Chris - Once the cells been decorated with the nanoparticles, how'd you get them back in the body then, do you inject them?

Alicia - Yes. It aligns itself with is an injectable cell therapy. We inject into an organ such as the knee for cartilage repair, or into sites of bone damage for osteoporosis when we can actually localise it in an injectable format.

Chris - And how do you then dictate to the cells I want you to go to here, but not to here?

Alicia - We can use magnetic fields to target those cells to specific regions of the body, that's the principal. The particles get attracted to the magnetic fields and get localised to the sites we want them to.

Chris - Do they essentially drag the cell there then?

Alicia - Yes, basically.

Chris - And if you make those magnetic fields wobble, does that mean you can make the cells wobble and that could in turn activate the switches?

Alicia - Yes, that's the idea. We change the magnetic gradient, then the particle moves in the gradient, and it can be very small movements, and it sets up forces on the receptors in order of 6 to 8 piconewtons, and those forces are enough to activate and open the cell’s receptors.

Chris - How big’s a piconewton? Because I’m aware that one newton is, if I lift up an apple, that’s one newton, isn’t it, roughly speaking it’s a hundred grams. So how big is a piconewton then?

Alicia - Small.

Chris - That’s a get out. You’re getting out of jail free with that. Okay. We have these cells, they’ve got these particles on the surface, you can vibrate them with these magnetic fields, as a result your throwing these switches backwards and forwards. How do those switches, though, change what the cell does?

Alicia - The particles attach to the receptor, and when they move they activate the receptor and you get a downstream signal. That signal can be a variety of different signals, but what that does is lead into, effectively, a  gene activation, and then you have an expression of different proteins. So, what we want to do is actually control a cells type. If you think about it you have cartilage, bone, different cell types in your body. What we can do is take these stem cells that could be anything and by changing the receptor activation, we can then turn them into bone and turn them into cartilage. We can turn them into different types of tissue. So you can imagine we can inject in the cells, we can then remotely change the way that the cells behave, and then form tissues in the body. That’s the ultimate aim.

Chris - There’s not a chance the nanoparticles could fall off the stem cell, fall onto a heart cell and I accidentally turn my heart into a lump of bone and it doesn’t pump so well?

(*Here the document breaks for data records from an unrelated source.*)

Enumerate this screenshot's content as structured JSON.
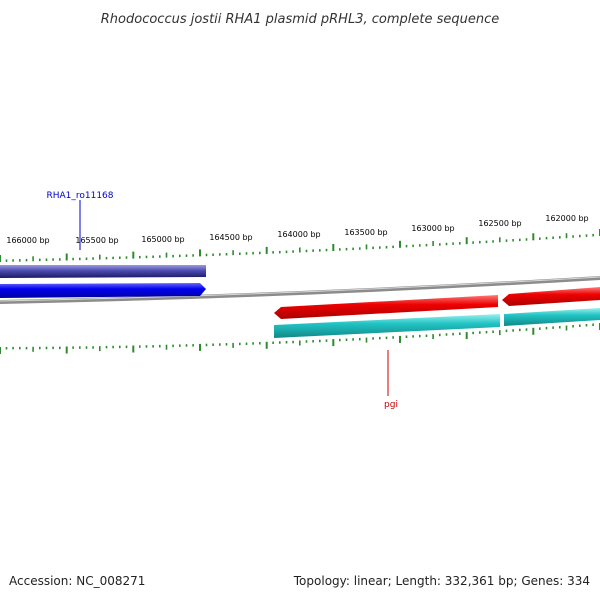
{
  "title": "Rhodococcus jostii RHA1 plasmid pRHL3, complete sequence",
  "footer": {
    "accession": "Accession: NC_008271",
    "summary": "Topology: linear; Length: 332,361 bp; Genes: 334"
  },
  "ticks": [
    "166000 bp",
    "165500 bp",
    "165000 bp",
    "164500 bp",
    "164000 bp",
    "163500 bp",
    "163000 bp",
    "162500 bp",
    "162000 bp"
  ],
  "gene_labels": {
    "blue": "RHA1_ro11168",
    "red": "pgi"
  },
  "colors": {
    "backbone": "#8c8c8c",
    "tick_green": "#2e8b2e",
    "blue_gene": "#0000ee",
    "blue_cds": "#3333aa",
    "red_gene": "#ee0000",
    "cyan_cds": "#22c4c4",
    "label_blue": "#0000cc",
    "label_red": "#cc0000"
  }
}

Alicia - No. Actually, eventually, the particles are internalised in the cell and what we’ve studied is that it changes the way that the particles are, so they are no longer able to bind to other cell types.

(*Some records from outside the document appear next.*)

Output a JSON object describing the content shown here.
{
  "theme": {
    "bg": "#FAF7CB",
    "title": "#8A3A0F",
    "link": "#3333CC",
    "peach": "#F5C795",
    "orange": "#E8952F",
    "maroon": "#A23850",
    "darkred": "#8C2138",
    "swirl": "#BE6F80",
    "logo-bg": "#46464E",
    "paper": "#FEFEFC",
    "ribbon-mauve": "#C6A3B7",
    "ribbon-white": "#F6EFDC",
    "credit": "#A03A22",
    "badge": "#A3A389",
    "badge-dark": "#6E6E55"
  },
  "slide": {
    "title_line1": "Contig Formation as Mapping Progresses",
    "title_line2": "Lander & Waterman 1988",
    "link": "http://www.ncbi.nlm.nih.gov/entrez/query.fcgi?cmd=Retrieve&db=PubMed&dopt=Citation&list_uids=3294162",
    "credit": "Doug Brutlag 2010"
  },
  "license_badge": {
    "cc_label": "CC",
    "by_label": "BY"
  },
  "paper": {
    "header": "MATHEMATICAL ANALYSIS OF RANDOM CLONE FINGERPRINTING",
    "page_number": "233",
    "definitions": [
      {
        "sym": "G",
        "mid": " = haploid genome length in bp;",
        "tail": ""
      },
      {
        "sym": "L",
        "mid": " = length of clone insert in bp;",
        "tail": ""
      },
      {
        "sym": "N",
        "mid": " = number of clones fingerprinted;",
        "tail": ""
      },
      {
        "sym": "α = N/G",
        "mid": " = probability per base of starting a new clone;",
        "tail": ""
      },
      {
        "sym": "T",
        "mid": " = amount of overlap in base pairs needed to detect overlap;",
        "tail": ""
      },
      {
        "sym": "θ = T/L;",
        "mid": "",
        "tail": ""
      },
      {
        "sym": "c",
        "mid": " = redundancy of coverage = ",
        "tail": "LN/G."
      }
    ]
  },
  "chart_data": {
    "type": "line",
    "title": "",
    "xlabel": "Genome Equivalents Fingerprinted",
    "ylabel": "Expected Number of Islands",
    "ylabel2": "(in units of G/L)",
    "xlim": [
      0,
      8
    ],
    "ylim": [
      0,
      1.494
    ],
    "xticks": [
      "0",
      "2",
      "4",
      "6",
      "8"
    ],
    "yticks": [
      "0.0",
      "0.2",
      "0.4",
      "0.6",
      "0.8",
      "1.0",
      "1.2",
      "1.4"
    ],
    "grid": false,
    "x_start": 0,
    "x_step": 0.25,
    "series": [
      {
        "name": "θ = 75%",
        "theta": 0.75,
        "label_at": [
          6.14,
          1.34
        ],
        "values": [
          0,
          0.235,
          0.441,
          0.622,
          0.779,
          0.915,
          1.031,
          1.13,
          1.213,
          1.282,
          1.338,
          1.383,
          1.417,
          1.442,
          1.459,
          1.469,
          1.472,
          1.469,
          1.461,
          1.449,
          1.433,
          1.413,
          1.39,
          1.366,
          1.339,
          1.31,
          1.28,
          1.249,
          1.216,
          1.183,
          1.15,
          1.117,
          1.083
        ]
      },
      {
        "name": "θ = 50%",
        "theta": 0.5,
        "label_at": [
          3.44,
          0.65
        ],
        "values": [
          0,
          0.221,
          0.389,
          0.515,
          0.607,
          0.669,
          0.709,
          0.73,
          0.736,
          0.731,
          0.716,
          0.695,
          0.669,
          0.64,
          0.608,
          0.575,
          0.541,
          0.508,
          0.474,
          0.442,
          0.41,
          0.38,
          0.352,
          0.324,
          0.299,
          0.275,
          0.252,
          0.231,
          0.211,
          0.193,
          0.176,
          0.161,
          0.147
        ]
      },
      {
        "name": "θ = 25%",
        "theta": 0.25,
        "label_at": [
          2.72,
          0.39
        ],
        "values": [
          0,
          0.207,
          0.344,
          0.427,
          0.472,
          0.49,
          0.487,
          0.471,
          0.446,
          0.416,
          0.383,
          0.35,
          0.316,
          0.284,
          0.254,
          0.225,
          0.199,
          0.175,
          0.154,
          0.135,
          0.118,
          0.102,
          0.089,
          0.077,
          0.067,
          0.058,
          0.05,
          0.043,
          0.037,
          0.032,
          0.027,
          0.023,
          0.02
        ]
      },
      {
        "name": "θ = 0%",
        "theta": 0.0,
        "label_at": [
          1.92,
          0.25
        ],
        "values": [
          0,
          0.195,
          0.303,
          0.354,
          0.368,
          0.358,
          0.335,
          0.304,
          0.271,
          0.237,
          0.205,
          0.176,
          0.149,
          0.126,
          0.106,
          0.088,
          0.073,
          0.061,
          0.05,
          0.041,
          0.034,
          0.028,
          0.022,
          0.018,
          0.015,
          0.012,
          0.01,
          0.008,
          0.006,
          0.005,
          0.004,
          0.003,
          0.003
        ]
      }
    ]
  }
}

Chris - So there’s no danger that a person who is going on their flight and goes through a metal detector at the airport is going to accidentally activate all their stem cells downstream of this and  when they arrive at their destination they aren’t going to look like their passport photo anymore?

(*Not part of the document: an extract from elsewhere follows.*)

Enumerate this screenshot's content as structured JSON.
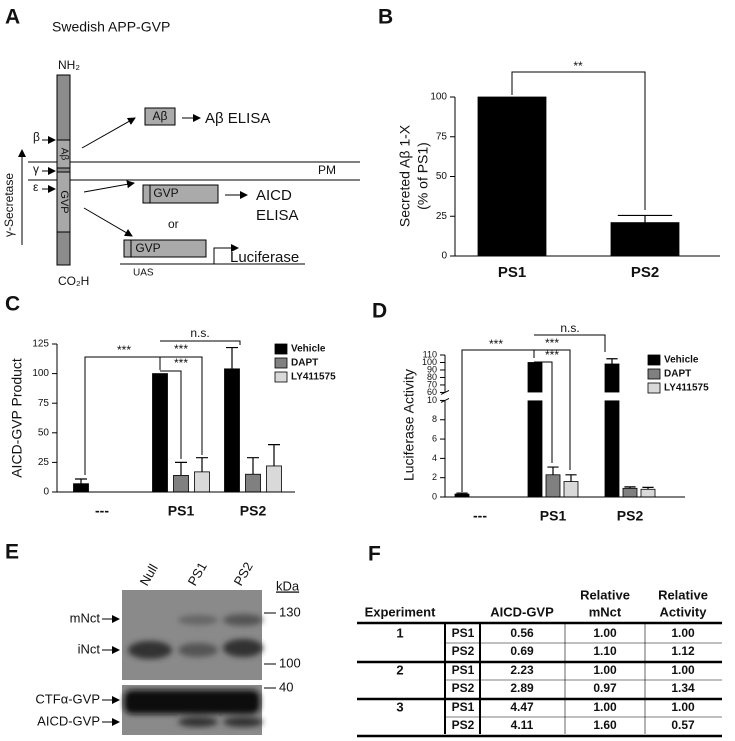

Alicia - People always ask me that question. Am I going to be attached to the fridge magnet? I feel that the point is that we have quite a lot of iron in our body anyway and actually the amount of iron that we are putting in is nowhere near the level of what you’d eat in a steak. The other side to it, I think, is basically that anything will be cleared from the body eventually so you won’t be permanently magnetised.

Chris - I can’t push these cells into an abnormal route of development. They’re not going to become cancerous through being stimulated in this way, for example?

Alicia - Yeah, that is something that we have to be really careful of. We have to actually check that this isn’t the case. So far in our hands we have not seen any evidence of that happening.

Chris - Is this far off? Because it sounds a bit space-age.

Alicia - It does. But actually, we’ve just received a significant amount of funding so we’re going to be developing this over the next five years. We would like to think that we can reach patients in a five year window.